The youngest detainees so far are 13-year-old Timur and 14-year-old Sasha, schoolchildren from Noyabrsk in the Yamalo-Nenets Autonomous Okrug. They were detained in September on suspicion of setting fire to an MI-8T helicopter. No public information on the charges against them has been released.

According to Yevgeny Smirnov, a lawyer with the “First Department,” Russian law does not allow for a 13-year-old to be charged under any criminal article, but the older student could face charges under “terrorist” articles.

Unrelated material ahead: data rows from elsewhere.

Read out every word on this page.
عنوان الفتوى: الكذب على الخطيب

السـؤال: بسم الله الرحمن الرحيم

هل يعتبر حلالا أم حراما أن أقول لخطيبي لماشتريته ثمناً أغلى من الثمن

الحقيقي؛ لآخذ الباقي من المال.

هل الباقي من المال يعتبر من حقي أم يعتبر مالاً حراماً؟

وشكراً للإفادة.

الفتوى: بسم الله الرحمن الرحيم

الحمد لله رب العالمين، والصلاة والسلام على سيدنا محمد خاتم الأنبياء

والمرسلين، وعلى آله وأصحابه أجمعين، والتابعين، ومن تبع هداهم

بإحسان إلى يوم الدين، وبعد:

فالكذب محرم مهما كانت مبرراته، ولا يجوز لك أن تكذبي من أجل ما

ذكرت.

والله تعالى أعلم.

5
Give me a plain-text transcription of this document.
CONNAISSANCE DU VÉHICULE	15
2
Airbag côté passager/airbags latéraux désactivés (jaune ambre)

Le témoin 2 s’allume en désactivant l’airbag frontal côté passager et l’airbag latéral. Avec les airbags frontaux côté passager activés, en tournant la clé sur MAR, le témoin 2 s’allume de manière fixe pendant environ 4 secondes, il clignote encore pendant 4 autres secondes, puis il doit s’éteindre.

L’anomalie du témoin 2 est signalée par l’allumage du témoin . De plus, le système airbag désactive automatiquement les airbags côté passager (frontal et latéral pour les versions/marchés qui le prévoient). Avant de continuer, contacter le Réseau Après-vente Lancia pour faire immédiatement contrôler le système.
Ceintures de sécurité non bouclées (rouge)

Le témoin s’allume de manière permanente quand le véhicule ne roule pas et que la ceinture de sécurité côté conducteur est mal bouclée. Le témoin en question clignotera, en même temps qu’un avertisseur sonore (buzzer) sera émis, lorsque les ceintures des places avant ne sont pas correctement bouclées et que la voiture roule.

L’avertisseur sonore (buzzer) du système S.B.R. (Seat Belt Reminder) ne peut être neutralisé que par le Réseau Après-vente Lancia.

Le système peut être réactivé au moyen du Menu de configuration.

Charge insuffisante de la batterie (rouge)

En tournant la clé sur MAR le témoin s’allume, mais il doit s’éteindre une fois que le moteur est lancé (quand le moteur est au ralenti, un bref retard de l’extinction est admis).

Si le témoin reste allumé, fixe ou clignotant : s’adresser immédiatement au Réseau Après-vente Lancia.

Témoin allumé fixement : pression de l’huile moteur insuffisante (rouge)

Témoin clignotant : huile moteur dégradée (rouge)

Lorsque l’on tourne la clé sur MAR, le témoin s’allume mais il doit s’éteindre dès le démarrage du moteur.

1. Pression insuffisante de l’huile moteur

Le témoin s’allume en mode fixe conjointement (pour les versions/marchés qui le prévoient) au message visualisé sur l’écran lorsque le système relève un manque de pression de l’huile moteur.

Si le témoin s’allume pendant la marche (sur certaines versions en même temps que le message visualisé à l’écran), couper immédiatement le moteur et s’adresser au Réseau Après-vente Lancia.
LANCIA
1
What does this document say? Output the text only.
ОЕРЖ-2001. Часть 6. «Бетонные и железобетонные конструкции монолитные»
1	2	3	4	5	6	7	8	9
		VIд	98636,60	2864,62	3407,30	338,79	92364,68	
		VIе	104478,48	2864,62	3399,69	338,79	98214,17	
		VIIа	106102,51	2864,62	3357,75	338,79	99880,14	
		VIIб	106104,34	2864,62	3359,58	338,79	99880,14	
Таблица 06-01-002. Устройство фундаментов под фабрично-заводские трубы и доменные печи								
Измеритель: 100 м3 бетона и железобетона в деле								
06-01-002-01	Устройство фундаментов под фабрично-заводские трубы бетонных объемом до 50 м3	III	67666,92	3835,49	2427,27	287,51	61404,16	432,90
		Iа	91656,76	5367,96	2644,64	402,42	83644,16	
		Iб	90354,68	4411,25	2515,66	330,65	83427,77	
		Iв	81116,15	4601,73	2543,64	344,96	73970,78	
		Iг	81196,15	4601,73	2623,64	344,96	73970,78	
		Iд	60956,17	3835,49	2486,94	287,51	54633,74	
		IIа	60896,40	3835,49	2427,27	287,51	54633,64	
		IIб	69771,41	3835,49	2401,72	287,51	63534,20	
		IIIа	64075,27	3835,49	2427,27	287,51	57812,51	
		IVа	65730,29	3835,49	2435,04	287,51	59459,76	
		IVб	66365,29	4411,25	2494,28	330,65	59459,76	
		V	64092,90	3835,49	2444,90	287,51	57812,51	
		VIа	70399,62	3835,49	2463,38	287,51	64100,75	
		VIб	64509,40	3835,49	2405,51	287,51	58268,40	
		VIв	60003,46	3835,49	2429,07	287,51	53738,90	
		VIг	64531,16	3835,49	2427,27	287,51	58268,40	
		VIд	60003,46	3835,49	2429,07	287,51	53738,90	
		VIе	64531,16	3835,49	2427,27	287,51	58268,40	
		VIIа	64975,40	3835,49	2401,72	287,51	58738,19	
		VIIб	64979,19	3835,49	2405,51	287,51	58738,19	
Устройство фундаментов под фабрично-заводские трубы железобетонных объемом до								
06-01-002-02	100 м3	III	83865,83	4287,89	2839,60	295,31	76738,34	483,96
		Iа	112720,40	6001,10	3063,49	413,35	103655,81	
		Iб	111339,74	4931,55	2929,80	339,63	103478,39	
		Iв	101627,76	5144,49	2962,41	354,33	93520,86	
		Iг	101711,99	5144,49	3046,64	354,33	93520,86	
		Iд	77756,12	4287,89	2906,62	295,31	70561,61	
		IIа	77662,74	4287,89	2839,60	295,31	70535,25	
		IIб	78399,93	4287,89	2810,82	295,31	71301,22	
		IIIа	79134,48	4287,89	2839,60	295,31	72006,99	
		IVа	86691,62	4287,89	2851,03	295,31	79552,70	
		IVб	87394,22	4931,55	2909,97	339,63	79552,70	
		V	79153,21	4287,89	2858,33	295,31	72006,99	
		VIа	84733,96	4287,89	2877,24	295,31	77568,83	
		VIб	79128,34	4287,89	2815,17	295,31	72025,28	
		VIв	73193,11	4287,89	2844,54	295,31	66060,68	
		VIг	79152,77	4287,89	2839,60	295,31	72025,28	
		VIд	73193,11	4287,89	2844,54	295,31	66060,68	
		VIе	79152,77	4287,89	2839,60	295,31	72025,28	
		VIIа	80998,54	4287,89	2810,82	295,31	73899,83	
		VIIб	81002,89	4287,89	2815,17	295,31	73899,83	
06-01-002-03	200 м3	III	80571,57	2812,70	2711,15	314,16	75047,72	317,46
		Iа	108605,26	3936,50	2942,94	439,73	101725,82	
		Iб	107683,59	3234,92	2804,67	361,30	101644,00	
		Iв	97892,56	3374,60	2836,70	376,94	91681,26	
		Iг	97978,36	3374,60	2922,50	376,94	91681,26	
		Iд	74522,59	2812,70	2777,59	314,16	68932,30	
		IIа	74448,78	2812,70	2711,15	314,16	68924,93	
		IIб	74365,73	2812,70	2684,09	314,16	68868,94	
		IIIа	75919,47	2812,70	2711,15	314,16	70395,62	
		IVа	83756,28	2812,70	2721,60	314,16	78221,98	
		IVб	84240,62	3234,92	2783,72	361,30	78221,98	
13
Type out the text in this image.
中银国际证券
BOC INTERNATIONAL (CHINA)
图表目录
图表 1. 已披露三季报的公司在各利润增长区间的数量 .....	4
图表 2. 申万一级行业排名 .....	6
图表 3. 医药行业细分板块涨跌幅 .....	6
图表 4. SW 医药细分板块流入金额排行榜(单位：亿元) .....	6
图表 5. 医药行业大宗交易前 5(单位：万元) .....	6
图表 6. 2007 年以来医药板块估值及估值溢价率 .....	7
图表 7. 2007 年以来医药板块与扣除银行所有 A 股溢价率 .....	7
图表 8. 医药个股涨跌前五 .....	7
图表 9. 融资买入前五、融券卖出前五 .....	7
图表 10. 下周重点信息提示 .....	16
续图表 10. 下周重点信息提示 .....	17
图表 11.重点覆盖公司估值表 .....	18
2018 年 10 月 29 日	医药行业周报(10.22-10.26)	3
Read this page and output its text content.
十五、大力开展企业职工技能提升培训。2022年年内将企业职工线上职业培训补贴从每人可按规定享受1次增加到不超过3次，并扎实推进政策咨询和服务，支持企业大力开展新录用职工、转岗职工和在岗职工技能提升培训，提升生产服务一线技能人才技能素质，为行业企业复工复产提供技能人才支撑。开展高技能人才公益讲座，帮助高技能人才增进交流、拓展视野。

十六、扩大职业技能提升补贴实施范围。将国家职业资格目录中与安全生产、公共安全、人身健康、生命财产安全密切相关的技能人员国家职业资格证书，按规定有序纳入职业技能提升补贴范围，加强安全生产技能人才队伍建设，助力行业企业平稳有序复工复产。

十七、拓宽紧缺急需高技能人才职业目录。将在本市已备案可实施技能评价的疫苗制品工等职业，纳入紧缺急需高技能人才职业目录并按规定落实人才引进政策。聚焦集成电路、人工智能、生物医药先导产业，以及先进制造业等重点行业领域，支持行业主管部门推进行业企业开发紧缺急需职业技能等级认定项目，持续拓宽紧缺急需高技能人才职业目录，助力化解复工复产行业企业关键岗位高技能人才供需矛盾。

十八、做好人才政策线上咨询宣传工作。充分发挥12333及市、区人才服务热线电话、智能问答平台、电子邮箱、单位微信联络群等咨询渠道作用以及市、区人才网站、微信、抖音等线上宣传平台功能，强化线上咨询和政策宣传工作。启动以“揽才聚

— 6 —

In Omsk, 16-year-old students Anton and Roman face charges under two counts of the same article after being detained in September for allegedly setting fire to an Mi-8 helicopter. Smirnov explains that there could be more such cases, as most are held in closed sessions and parents often avoid publicizing them.

“Some parents have pro-government views and pressure their children to confess to acts they are accused of,” Smirnov notes. He believes minors are easier targets for law enforcement: “It is easy for them to extract necessary confessions from children.” The maximum sentence for minors under “terrorist” charges is 10 years in a juvenile colony.

As of 2023, Russia had 13 juvenile correctional colonies housing 842 minors. From 1999 to 2017, human rights advocate Lyudmila Alpern regularly visited women’s and juvenile prisons as a member of the Public Monitoring Commission in Moscow. She recalls that over 20 years ago, the situation in juvenile colonies was dire: “Imagine, in 63 colonies across the country, around 25,000 children were held — space was barely sufficient.”

Previously, a prosecution office in temporary occupied Luhansk has forwarded charges against Ivan Semykoz, a 19-year-old Ukrainian, to a Russian court, alleging his involvement in “terrorist activity.”